“Meu projeto é salvar vidas”: sobrevivente quer abrir ONG para defender mulheres vítimas de abuso

“Salvando vidas de garotas”: Eva Luana se tornou voz para muitas outras mulheres. Foto: Reprodução/Instagram

Desde o dia 19 de fevereiro deste ano, a vida da estudante Eva Luana, de 21 anos, mudou para sempre. Ela resolveu expor nas redes sociais os abusos e torturas que vinha sofrendo por oito anos nas mãos do padrasto. Após as denúncias, ele foi preso, Eva recebeu uma corrente de apoio dentro e fora das redes sociais e acabou se tornando uma voz que se levantou para falar sobre a violência contra a mulher.

O depoimento feito por Eva é emocionante. Em um dos trechos ela disse: “As agressões eram verbais, físicas e psicológicas.
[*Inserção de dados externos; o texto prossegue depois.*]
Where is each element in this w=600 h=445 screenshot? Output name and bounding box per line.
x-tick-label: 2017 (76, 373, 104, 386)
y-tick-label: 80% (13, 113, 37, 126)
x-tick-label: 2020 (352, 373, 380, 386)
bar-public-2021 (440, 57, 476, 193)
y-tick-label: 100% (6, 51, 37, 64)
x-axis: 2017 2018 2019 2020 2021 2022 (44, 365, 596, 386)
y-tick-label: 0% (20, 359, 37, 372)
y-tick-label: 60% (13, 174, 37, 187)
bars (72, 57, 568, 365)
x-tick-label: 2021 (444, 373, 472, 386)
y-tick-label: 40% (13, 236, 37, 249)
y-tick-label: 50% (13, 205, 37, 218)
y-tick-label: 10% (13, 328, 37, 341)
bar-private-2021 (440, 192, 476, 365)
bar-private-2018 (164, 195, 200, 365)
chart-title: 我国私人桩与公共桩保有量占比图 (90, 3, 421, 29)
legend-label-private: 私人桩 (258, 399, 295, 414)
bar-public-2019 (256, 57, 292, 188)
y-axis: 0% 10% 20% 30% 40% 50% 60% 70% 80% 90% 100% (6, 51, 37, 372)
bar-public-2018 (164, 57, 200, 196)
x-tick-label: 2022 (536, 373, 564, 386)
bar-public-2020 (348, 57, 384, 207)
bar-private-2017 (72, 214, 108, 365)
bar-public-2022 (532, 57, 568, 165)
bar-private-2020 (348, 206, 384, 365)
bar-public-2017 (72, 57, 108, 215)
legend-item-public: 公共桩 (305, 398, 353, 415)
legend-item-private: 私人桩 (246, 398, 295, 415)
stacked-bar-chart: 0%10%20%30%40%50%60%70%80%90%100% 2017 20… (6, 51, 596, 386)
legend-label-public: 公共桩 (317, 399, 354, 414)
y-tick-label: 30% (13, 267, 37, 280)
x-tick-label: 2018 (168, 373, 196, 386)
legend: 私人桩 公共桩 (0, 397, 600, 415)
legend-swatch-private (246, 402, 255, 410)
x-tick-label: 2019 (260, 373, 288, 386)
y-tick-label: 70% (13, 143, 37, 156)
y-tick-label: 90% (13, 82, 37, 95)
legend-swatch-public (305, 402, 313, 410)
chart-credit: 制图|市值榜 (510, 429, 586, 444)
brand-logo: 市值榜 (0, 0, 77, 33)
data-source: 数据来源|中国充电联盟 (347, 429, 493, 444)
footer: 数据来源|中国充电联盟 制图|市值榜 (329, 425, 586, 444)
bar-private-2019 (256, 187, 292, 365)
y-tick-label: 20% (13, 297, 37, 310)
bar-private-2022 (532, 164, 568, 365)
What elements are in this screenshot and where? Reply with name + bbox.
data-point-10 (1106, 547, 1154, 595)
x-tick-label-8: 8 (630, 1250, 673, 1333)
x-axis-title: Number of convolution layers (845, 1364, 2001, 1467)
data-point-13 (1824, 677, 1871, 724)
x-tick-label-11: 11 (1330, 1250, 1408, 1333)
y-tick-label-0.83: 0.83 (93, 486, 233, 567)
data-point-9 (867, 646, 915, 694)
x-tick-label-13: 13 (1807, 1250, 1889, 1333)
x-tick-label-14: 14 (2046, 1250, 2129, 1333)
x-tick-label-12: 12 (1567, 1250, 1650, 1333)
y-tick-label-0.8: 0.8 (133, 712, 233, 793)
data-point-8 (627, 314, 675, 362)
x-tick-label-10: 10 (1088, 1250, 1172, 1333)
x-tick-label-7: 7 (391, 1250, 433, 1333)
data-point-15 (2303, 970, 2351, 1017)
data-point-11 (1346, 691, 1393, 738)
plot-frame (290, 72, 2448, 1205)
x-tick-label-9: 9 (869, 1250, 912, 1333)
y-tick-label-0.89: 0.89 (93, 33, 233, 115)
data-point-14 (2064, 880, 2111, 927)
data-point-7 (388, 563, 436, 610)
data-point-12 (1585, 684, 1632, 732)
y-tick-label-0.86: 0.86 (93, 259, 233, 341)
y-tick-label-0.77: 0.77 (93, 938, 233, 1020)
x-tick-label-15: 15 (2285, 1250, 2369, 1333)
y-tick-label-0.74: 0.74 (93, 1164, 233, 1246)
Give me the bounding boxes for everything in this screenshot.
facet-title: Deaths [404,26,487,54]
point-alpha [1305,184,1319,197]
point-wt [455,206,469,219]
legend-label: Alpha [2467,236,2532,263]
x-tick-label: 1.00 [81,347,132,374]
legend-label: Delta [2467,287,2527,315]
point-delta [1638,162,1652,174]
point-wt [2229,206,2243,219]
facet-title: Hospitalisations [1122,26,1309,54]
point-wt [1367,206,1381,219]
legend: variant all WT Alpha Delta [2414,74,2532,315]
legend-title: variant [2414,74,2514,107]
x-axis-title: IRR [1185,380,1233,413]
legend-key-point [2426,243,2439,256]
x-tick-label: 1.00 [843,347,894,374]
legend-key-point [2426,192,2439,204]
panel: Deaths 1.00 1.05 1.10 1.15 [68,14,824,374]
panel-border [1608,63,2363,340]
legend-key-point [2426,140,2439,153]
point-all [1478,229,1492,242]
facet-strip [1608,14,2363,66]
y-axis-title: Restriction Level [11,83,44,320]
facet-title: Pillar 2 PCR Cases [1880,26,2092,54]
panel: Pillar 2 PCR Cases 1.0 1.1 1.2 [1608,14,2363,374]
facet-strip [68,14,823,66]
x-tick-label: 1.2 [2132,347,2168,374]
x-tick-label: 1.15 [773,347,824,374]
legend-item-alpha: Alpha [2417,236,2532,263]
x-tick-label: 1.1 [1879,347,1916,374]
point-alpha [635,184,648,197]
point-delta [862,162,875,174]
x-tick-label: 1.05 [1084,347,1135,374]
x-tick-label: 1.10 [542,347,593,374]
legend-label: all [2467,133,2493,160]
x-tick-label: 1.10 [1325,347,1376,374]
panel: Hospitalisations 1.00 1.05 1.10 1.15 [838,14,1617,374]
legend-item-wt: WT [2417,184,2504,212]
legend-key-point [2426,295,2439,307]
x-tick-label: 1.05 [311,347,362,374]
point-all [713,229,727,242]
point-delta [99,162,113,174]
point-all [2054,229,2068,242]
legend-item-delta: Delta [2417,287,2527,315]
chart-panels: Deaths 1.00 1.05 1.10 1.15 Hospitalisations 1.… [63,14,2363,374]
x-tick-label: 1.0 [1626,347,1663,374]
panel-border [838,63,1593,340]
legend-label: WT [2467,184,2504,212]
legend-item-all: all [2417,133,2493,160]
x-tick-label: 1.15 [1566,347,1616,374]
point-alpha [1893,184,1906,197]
Entre elas, comer muito em tempo estipulado, isso aconteceu com uma pizza família, pra comer inteira em 10 minutos”. Em outro, ela afirmou que ficou grávida após os estupros: “Já abortei diversas vezes. Nunca pude ir ao médico pra fazer curetagem”.

Em entrevista concedida ao blog, ela afirma que sua intenção ao fazer a denúncia não era se tornar uma ativista, mas apenas para mostrar os sofrimentos que vinha passando. Porém, a história foi tão chocante que a vítima passou a ser convidada para dar entrevistas, fazer palestras e recebeu apoio de várias famosas e pessoas anônimas.

Agora, com sua imagem fortalecida na luta pelos direitos das mulheres, Eva diz que segue salvando a vida de meninas quando conta sua história e que tem a intenção de abrir uma ONG (Organização Não Governamental) para “ajudar garotas, meninas e mulheres”. “Meu projeto é salvar vidas”, afirmou ao blog.

“Decidi colocar a público pra mostrar pra Bahia que ele precisava ser preso logo e pra Justiça ser mais célere, sem intenção de ter essa proporção nacional”, afirmou dizendo que a iniciativa de contar tudo o que acontecia foi tomada quando ela decidiu que não era prisioneira. “Ele que deveria estar escondido, não eu”, constatou a jovem.

Segundo ela, sua coragem aumentou ainda mais e ela se sentiu acolhida por tantas pessoas que tiveram empatia por sua vivência. “Eu fiquei feliz em saber que tantas pessoas se comoveram com meu caso, abrindo um leque de ajuda para outras pessoas também. O lado ruim são os comentários negativos, mas não me abalo pois busco crer nas minhas verdades e na minha libertação e na minha paz”, disse ao blog.

Depois de ter tornado seu caso público, ela diz que sua vida mudou totalmente e que ela não tem mais rotina. “Agora tenho agenda, tudo pensando, programado. Até com a segurança física também pra poder sair nos lugares. [Antes] era escola, faculdade e estágio. Não tinha nada além disso. Tudo monitorado e eu era vigiada. Agora sou livre, tenho paz, tenho amigos e tô numa correria enorme salvando vidas de garotas”, afirmou a jovem.

Questionada sobre qual seria seu recado para todas as meninas que estão passando por alguma situação parecida com a dela, Eva diz: “Lute! Não tenha medo! Se você acha que o inferno é aqui fora, depois do pedido de ajuda. Acredite, o inferno é aí dentro. Aqui fora você corre riscos com pessoas te ajudando e você tem maior chances de ser salva do que aí dentro”.